U.S. women's soccer stars claim wage discrimination
- Five U.S. women's soccer team players have filed an EEOC complaint vs. the U.S Soccer Federation.
- The players claim they are being paid nearly four times less than their male counterparts.
- Some of the players in the filing are Carli Lloyd, Alex Morgan, Hope Solo and Megan Rapinoe.
Five stars from the World Cup-winning U.S. women's national team have accused the U.S. Soccer Federation of wage discrimination in an action filed with the federal Equal Employment Opportunity Commission.
Alex Morgan, Carli Lloyd, Megan Rapinoe, Becky Sauerbrunn and Hope Solo maintain in the EEOC filing that they are paid nearly four times less than their male counterparts on the U.S. men's national team, based on U.S. Soccer's 2015 financial report. The filing was announced Thursday in a statement from the law firm representing the players.
"The numbers speak for themselves," Solo said in the statement. "We are the best in the world, have three World Cup Championships, four Olympic Championships, and the USMNT get paid more just to show up than we get paid to win major championships."
The union representing the players is currently involved in a legal dispute with U.S. Soccer over the terms of their collective bargaining agreement. The federation filed a lawsuit this year seeking to clarify that its contract with the U.S. Women's National Soccer Team Players Association runs through the Rio Olympics until Dec. 31. The union maintains the memorandum of understanding agreed to in March 2013 can be terminated at any time. That case is pending.
Attorney Jeffrey Kessler, one of the attorneys representing the players, claimed that the tenor of the negotiations over the CBA created the need for the women to act in hopes of ending what they say is the "discriminatory and unfair treatment" they have endured for years.
"The reality is that this team is more valuable to the USSF than the men's team has been. That's what the facts show," Kessler said on a conference call with reporters. "And they would be justified in asking for more than the men are receiving. But the first step that they are seeking is equal treatment. That should be an easy step for the USSF to take."
U.S. Soccer issued a statement saying it had not seen this complaint and couldn't comment on specifics, but added it is "disappointed" with the action.
"We have been a world leader in women's soccer and are proud of the commitment we have made to building the women's game in the United States over the past 30 years," the statement said.
The top players on the women's team are paid about $72,000 a year by U.S. Soccer, along with bonuses, to play in a minimum of 20 exhibitions per year — a salary far less than the men, the complaint says. And unlike the men, they are awarded bonuses only if they win those matches, it says.
The players have a potential to earn $99,000 if they win all 20 exhibitions, while their male counterparts would earn $263,320 for the same feat, the document claims.
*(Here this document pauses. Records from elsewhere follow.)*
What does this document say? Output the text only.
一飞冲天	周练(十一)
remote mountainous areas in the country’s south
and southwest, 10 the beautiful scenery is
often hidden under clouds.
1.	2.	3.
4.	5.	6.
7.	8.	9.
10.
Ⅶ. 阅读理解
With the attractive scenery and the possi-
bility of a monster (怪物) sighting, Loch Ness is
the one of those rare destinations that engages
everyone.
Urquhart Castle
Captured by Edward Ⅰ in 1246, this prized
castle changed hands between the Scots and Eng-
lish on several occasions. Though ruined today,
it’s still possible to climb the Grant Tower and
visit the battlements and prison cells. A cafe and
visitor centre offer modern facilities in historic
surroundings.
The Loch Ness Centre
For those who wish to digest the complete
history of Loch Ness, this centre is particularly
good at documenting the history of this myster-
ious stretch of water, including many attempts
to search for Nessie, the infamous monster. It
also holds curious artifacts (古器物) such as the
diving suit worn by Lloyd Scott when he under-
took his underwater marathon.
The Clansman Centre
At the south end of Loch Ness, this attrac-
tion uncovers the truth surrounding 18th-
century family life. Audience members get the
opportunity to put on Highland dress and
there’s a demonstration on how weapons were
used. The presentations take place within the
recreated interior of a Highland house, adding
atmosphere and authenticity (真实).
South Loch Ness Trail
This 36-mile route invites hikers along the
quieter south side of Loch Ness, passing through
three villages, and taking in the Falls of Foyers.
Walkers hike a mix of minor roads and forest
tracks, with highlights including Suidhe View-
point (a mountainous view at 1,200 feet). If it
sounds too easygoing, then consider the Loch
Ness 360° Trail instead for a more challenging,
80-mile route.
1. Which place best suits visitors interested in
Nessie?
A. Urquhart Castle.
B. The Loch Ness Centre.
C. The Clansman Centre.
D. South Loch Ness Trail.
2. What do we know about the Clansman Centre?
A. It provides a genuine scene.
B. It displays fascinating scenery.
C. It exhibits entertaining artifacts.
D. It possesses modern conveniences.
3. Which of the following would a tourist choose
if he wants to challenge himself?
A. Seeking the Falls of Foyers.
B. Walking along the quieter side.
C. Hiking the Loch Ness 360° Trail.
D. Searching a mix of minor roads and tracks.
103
Citing another example of disparity, the complaint says that the women are paid $30,000 each for making the World Cup team, while the men are paid $68,750.
The U.S. women won the World Cup last year in Canada with a 5-2 victory in the final against Japan. The team earned $2 million for winning the tournament, according to documents. The U.S. men's team conversely earned $9 million the year before at the World Cup in Brazil after going 1-2-1 and losing in the round of 16.
The success of the women's national team means the women also participate in more games, practices, events and other appearances than the male players.
"There are no legitimate non-discriminatory reasons for this gross disparity of wages, nor can it be explained away by any bona fide seniority, merit or incentive system or any other factor other than sex," said the complaint.
The federation pays the men and women equally for qualifying for the Olympics and making the roster for the event.
The EEOC investigates claims of discrimination on merit. There is no timetable for resolution of the matter. Federal law makes it illegal to discriminate against an employee because of race, color, religion, sex, national origin, age, disability or genetic information.
"I think that we've proven our worth over the years. Just coming off of a World Cup win, the pay disparity between the men and women is just too large. And we want to continue to fight," Lloyd said on NBC's "Today" show.
Many players on the national team have become increasingly vocal about gender equity in the sport, something that came to light in advance of last year's World Cup. A group of players led by Abby Wambach filed a complaint in Canada about the artificial turf playing surface, noting the men's World Cup is played on natural grass.
"This is a fight that we are going to have to continue to fight from here on forward," Solo said. "I don't see it getting any easier, but it is something we are committed to. And it's not just in the sports world, it's everywhere you look."
The U.S. women, who have already qualified for this summer's Olympics in Brazil, are currently in Florida training for a pair of exhibition games against Colombia.